Trilha:
Esqueça essa coisa de que esse o texto é meloso. Não é uma dose de fossa, nem um choro de alguém que foi abandonado, ou relato que mais parece música da Marília Mendonça. Mas não se engane. É trágico, cômico e sádico. É que eu não sei me despedir. É que eu não sei desligar o telefone, antes de lutar com a câimbra e correr pra perto de uma tomada e carregar o celular. É que eu não sei dar o último beijo do dia e dizer até amanhã. É que, se eu pudesse, não dormiria, mesmo que tivesse sempre a certeza de sonhar com você.
Acho que a dificuldade em não saber se despedir é a vontade de querer ficar. Há amores calmos e perenes, que mais parecem uma rede estendida numa varanda, com passarinhos cantando ao fundo. Mas há aqueles que cortam os punhos e nos fazem cair em queda livre. Esses urgentes e imperativos chegam com toda pose — ou seria posse? — Não sei. Só sei que podem ou devem consumir o mundo. Assumem o controle de tudo e nos reduzem ao nada. Não há passado, porque até na prequela, ele existe. Sabe-se lá como, mas está ali, infiltrado nas entranhas do ser, mesmo antes de estar.

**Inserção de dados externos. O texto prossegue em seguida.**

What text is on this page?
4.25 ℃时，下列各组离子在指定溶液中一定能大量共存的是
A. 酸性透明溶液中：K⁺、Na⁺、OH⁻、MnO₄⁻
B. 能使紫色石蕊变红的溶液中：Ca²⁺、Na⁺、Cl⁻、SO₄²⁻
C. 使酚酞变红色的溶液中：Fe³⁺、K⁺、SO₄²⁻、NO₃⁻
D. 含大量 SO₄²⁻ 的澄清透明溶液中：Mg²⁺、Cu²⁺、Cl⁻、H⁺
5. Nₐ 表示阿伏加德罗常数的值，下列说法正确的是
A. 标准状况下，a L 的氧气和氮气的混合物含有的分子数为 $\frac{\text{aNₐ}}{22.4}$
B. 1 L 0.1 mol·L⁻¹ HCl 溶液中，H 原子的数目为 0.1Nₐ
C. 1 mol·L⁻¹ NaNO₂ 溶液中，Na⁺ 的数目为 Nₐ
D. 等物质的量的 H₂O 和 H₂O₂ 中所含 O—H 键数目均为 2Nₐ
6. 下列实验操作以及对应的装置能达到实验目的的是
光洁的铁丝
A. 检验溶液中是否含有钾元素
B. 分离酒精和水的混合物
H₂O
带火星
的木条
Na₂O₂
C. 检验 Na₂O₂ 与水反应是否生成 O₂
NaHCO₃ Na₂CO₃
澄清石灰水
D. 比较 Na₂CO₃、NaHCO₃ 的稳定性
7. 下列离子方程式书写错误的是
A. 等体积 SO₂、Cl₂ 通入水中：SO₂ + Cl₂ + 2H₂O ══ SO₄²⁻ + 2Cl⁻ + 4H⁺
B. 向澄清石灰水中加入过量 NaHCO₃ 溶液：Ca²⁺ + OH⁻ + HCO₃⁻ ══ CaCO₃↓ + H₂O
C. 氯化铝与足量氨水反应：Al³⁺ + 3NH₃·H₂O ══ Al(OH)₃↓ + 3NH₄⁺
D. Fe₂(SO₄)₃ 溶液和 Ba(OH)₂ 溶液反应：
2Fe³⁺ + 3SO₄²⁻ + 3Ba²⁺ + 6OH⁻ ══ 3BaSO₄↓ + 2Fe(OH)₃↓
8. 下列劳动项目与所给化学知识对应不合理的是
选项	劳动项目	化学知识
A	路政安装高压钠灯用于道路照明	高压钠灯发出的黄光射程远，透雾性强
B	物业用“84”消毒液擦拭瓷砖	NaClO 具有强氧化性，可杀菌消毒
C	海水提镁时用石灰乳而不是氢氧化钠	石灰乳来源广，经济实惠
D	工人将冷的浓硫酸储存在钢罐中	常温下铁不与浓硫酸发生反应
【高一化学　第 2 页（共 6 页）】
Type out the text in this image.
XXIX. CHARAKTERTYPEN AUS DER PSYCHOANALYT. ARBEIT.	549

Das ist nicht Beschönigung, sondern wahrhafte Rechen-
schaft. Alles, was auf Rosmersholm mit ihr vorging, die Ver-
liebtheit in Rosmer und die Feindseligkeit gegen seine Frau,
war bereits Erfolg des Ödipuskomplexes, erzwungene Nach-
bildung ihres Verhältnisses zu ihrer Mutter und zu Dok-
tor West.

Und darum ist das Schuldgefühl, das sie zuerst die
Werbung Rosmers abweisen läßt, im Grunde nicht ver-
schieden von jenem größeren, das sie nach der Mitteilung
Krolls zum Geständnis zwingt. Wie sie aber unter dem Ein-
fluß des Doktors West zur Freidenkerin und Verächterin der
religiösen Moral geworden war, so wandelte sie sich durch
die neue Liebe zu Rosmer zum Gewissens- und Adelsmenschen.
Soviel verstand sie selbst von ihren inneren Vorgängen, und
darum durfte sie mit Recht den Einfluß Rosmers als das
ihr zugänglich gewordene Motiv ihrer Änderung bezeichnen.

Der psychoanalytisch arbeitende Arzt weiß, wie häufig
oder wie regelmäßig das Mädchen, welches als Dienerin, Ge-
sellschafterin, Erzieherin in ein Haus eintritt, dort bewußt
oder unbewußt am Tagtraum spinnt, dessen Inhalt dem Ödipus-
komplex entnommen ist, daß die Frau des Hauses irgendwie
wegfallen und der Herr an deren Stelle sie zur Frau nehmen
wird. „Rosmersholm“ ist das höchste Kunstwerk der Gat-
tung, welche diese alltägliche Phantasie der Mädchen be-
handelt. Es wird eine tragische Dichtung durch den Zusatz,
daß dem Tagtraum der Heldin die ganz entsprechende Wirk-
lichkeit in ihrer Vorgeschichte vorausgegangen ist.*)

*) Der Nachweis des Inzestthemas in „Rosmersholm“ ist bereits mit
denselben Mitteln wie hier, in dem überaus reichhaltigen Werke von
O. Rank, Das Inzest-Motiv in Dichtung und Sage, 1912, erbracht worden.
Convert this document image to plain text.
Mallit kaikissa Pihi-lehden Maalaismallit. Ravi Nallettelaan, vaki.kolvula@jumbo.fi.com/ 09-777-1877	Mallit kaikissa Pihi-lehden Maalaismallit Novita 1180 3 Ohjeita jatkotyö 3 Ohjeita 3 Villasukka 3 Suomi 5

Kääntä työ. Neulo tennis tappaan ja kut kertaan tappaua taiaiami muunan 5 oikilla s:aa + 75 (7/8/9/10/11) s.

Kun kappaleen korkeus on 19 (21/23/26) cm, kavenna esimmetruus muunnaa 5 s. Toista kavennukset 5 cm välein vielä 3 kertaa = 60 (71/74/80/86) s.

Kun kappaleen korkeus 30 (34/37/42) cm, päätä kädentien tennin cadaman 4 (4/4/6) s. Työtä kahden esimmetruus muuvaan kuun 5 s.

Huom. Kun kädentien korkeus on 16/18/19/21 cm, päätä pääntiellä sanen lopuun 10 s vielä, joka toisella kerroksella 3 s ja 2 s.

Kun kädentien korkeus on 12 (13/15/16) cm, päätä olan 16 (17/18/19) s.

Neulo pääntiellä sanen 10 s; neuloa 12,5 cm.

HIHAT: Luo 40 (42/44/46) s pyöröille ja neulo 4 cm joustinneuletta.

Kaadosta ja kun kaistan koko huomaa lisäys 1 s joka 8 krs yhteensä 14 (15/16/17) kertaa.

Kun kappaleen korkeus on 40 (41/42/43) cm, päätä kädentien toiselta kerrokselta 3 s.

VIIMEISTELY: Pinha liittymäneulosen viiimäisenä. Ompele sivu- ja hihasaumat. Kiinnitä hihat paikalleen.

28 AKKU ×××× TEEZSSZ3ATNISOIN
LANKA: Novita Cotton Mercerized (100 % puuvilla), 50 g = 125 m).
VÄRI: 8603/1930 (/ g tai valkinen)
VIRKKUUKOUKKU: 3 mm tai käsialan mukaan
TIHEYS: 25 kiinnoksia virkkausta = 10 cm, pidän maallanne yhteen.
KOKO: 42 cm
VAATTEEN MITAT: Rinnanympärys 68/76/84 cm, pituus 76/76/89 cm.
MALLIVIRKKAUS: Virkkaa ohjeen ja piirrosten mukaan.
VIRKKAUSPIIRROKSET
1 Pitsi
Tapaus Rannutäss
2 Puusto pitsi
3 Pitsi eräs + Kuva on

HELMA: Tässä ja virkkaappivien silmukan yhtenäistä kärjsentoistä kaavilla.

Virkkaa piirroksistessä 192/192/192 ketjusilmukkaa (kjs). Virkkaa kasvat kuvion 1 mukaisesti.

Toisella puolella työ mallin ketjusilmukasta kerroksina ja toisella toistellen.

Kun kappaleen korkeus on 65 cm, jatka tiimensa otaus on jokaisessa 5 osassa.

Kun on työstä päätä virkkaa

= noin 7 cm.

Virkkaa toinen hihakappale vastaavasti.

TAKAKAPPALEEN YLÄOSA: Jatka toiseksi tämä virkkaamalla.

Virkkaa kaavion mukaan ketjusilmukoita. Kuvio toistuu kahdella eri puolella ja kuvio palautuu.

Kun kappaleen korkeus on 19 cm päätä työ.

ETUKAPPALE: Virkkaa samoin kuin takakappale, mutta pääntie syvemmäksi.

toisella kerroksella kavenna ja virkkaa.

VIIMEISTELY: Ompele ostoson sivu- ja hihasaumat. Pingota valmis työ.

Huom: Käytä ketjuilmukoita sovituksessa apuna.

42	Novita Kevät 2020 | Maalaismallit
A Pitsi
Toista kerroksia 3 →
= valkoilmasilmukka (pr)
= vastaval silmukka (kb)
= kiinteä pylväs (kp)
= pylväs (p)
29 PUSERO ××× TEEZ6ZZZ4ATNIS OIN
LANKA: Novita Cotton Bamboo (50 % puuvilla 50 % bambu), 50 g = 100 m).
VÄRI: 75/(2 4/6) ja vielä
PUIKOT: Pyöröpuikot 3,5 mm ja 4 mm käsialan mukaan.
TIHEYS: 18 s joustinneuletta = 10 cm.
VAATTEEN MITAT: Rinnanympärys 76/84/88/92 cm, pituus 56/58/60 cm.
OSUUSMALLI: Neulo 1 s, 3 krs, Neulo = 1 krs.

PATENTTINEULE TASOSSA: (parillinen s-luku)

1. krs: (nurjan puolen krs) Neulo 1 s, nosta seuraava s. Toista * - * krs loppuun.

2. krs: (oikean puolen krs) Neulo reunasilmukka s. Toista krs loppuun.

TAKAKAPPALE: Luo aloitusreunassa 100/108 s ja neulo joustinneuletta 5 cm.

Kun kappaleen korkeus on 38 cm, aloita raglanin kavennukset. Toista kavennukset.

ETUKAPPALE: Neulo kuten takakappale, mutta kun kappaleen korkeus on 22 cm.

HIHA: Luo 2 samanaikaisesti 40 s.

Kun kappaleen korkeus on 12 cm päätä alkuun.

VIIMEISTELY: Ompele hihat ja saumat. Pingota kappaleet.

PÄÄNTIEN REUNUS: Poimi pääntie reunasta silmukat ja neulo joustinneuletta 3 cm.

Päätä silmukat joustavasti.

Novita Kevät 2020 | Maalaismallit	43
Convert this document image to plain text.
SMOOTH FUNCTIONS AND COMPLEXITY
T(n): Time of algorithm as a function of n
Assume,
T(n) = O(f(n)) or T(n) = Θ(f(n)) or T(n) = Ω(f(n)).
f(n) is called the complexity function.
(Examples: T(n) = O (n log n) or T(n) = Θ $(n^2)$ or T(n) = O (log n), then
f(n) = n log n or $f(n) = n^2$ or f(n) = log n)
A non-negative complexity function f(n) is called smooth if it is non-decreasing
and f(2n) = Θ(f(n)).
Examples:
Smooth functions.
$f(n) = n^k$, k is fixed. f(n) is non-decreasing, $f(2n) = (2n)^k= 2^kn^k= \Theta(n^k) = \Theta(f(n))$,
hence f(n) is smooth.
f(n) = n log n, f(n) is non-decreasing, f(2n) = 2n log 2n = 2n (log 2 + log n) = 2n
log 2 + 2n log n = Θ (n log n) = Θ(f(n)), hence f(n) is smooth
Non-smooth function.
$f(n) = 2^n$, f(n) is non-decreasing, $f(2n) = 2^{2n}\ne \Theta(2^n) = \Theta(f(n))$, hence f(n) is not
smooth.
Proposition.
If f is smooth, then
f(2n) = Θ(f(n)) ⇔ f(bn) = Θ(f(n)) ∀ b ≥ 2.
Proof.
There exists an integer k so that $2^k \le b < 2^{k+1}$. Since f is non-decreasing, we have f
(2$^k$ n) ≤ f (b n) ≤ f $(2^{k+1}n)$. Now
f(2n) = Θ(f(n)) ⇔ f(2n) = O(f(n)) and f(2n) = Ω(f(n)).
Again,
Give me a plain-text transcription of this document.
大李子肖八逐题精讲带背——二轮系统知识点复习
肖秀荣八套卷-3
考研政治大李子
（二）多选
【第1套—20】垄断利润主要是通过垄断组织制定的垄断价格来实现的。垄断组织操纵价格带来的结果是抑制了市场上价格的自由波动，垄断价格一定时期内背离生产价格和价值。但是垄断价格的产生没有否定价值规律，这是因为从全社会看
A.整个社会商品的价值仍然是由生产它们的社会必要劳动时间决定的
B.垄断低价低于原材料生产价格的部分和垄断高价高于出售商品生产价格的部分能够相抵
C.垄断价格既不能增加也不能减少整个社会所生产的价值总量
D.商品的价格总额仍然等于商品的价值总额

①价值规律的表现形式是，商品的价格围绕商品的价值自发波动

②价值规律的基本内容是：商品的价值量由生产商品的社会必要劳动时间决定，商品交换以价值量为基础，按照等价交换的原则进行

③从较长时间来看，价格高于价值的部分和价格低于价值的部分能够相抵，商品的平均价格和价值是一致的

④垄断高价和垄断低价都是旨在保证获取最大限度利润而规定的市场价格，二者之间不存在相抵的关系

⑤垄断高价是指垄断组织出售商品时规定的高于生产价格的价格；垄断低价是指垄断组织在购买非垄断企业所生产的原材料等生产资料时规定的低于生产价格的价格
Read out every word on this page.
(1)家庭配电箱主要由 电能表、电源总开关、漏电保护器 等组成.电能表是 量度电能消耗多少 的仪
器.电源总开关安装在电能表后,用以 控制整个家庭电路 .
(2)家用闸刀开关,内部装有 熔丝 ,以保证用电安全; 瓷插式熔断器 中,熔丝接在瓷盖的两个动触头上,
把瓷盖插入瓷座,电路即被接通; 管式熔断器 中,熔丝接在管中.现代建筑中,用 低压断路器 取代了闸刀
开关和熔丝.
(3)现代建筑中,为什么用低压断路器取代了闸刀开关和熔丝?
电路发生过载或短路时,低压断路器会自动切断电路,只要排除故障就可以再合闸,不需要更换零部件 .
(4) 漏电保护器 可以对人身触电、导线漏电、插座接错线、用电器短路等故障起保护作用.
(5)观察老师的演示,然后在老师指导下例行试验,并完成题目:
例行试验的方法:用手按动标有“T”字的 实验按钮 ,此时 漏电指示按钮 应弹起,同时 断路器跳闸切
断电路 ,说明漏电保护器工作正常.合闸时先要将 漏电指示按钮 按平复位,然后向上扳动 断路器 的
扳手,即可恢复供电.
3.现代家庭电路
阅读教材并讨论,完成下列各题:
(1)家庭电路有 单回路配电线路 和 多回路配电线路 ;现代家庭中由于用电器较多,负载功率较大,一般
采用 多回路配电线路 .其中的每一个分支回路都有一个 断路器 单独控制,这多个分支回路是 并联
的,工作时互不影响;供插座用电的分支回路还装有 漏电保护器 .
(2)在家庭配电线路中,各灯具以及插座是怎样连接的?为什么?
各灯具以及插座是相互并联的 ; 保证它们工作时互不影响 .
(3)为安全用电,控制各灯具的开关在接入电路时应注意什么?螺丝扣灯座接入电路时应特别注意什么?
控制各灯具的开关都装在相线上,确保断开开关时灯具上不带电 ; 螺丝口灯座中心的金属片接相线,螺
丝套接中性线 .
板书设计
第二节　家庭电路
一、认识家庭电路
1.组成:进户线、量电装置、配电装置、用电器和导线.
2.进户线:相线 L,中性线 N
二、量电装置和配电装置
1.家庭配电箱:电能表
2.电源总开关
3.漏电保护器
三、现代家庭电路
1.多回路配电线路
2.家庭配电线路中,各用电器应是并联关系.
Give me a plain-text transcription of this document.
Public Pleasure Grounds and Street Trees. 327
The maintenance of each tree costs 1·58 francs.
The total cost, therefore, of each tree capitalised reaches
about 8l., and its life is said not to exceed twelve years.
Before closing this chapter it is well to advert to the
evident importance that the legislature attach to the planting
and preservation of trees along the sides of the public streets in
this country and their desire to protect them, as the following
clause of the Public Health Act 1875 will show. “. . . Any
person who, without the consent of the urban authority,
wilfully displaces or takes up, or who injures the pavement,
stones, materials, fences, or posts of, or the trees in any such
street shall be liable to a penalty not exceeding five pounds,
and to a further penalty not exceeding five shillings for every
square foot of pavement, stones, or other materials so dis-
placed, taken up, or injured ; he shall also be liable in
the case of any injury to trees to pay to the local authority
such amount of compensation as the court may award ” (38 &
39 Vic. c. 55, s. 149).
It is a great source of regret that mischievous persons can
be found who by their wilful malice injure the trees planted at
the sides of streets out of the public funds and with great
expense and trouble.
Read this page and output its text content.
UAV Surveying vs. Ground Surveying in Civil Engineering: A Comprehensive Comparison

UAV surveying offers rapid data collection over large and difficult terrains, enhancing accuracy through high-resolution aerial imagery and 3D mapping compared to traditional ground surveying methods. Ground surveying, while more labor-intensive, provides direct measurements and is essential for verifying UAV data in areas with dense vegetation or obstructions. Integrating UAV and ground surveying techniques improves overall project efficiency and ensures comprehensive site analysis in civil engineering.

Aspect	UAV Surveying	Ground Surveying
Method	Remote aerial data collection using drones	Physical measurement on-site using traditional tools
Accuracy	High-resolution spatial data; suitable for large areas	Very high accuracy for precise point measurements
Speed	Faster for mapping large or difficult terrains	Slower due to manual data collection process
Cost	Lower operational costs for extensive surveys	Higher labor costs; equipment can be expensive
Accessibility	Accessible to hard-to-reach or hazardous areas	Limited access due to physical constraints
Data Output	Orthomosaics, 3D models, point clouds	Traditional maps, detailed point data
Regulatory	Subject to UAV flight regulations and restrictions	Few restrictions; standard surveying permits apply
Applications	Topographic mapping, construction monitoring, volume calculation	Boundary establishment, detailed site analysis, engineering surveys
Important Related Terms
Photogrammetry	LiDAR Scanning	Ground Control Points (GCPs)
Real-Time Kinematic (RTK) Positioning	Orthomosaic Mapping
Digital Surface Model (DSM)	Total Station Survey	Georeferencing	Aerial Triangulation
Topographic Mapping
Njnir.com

E desse sentimento que mais parece chaga, quem se atreveria se despedir? É por isso que ouvir sua voz é como ouvir o canto hipnótico de um ser encantado. É o imã irresistível, que dorme na beira do precipício. Chamaram isso de gravidade. E deve ser mesmo: grave. Tão grave, que ficou gravado como pele em mim. Eu não sei me despedir de você, ainda que se despedir seja um beijo de até logo. Eu não sei se não sei, se não posso ou se não quero.